AI in CRM is not a block you introduce or don’t introduce. It is a kit of parts at very different levels of maturity. Some have been reliably earning money for years. Others are impressive demos - and have been for just as many years.
To sort the parts, a simple double question suffices in practice: how well can the result be measured? And how expensive is a mistake? Where both come out favorably (measurable, mistakes cheap), AI carries its weight today. Where the mistake is expensive and success hard to measure, you are buying a bet. Bets are not forbidden. You should just know you are placing one - and not write it into the roadmap your revenue hangs on.
When I sort the kit today, it looks roughly like this.
The most mature part is scoring. Propensity and churn models have run reliably for years; they are measurable, correctable, scalable. The only reliable way to ruin them is to roll them out without a control group. Let a churn model compete against the existing rule logic, and often only the direct comparison shows whether it really catches noticeably more at-risk contracts early enough. Without that comparison, everyone ends up believing it works.

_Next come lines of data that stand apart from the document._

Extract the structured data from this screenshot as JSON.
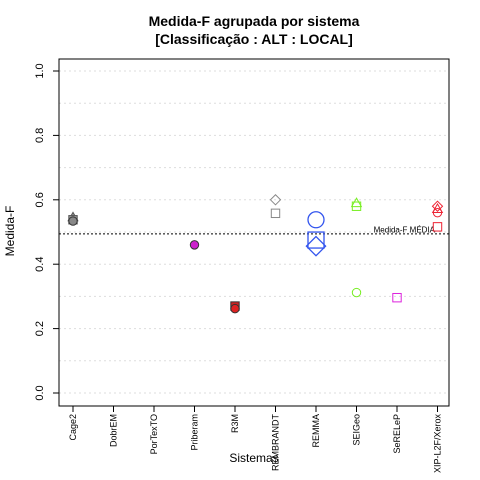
{
  "chart_data": {
    "type": "scatter",
    "title": "Medida-F agrupada por sistema",
    "subtitle": "[Classificação : ALT : LOCAL]",
    "xlabel": "Sistemas",
    "ylabel": "Medida-F",
    "ylim": [
      0,
      1
    ],
    "yticks": [
      "0.0",
      "0.2",
      "0.4",
      "0.6",
      "0.8",
      "1.0"
    ],
    "grid": true,
    "categories": [
      "Cage2",
      "DobrEM",
      "PorTexTO",
      "Priberam",
      "R3M",
      "REMBRANDT",
      "REMMA",
      "SEIGeo",
      "SeRELeP",
      "XIP-L2F/Xerox"
    ],
    "reference_line": {
      "value": 0.494,
      "label": "Medida-F MÉDIA"
    },
    "points": [
      {
        "system": "Cage2",
        "y": 0.546,
        "marker": "triangle",
        "color": "#555555",
        "fill": "#999999"
      },
      {
        "system": "Cage2",
        "y": 0.538,
        "marker": "square",
        "color": "#555555",
        "fill": "#999999"
      },
      {
        "system": "Cage2",
        "y": 0.534,
        "marker": "circle",
        "color": "#333333",
        "fill": "#888888"
      },
      {
        "system": "Priberam",
        "y": 0.46,
        "marker": "circle",
        "color": "#333333",
        "fill": "#cc22cc"
      },
      {
        "system": "R3M",
        "y": 0.27,
        "marker": "square",
        "color": "#333333",
        "fill": "#cc2222"
      },
      {
        "system": "R3M",
        "y": 0.262,
        "marker": "circle",
        "color": "#333333",
        "fill": "#dd2222"
      },
      {
        "system": "REMBRANDT",
        "y": 0.6,
        "marker": "diamond",
        "color": "#888888",
        "fill": "none"
      },
      {
        "system": "REMBRANDT",
        "y": 0.558,
        "marker": "square",
        "color": "#888888",
        "fill": "none"
      },
      {
        "system": "REMMA",
        "y": 0.538,
        "marker": "circle-large",
        "color": "#3355ee",
        "fill": "none"
      },
      {
        "system": "REMMA",
        "y": 0.475,
        "marker": "square-large",
        "color": "#3355ee",
        "fill": "none"
      },
      {
        "system": "REMMA",
        "y": 0.456,
        "marker": "diamond-large",
        "color": "#3355ee",
        "fill": "none"
      },
      {
        "system": "SEIGeo",
        "y": 0.59,
        "marker": "triangle",
        "color": "#77ee22",
        "fill": "none"
      },
      {
        "system": "SEIGeo",
        "y": 0.58,
        "marker": "square",
        "color": "#77ee22",
        "fill": "none"
      },
      {
        "system": "SEIGeo",
        "y": 0.312,
        "marker": "circle",
        "color": "#77ee22",
        "fill": "none"
      },
      {
        "system": "SeRELeP",
        "y": 0.296,
        "marker": "square",
        "color": "#dd22dd",
        "fill": "none"
      },
      {
        "system": "XIP-L2F/Xerox",
        "y": 0.58,
        "marker": "diamond",
        "color": "#ee2233",
        "fill": "none"
      },
      {
        "system": "XIP-L2F/Xerox",
        "y": 0.572,
        "marker": "triangle",
        "color": "#ee2233",
        "fill": "none"
      },
      {
        "system": "XIP-L2F/Xerox",
        "y": 0.56,
        "marker": "circle",
        "color": "#ee2233",
        "fill": "none"
      },
      {
        "system": "XIP-L2F/Xerox",
        "y": 0.516,
        "marker": "square",
        "color": "#ee2233",
        "fill": "none"
      }
    ]
  }
}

Next best action is the next step up: the idea of suggesting the most fitting action to every customer in real time. Strong, but fragile. It works as long as the action space stays manageable and every single action makes sense on its own. It tips over the moment the model has to choose between hundreds of options nobody curated. So my advice is to start with five good actions rather than five hundred mediocre ones.
On text generation I would draw a clear line. As a drafting machine it is excellent - subject lines, service copy, product descriptions in seconds. As the final authority it is risky, because one plausible-sounding wrong sentence ends up costing more than a slower approval. The gain is in the speed of the draft, not in dropping the review. That gets confused a lot.
And then there is fully autonomous journey steering, the systems that pick strategies on their own. Honestly, I am cautious there. Not because it never works, but because the failure case cannot be cleanly contained. If you want to try it, do it as a deliberate experiment with a hard budget cap. Not as a load-bearing pillar of a plan your revenue hangs on.
What sits above all of it is not glamorous: the value of AI in CRM today comes less from the next model than from the discipline with which you measure what it actually changes. Without that discipline, even the best model ends up disappointing.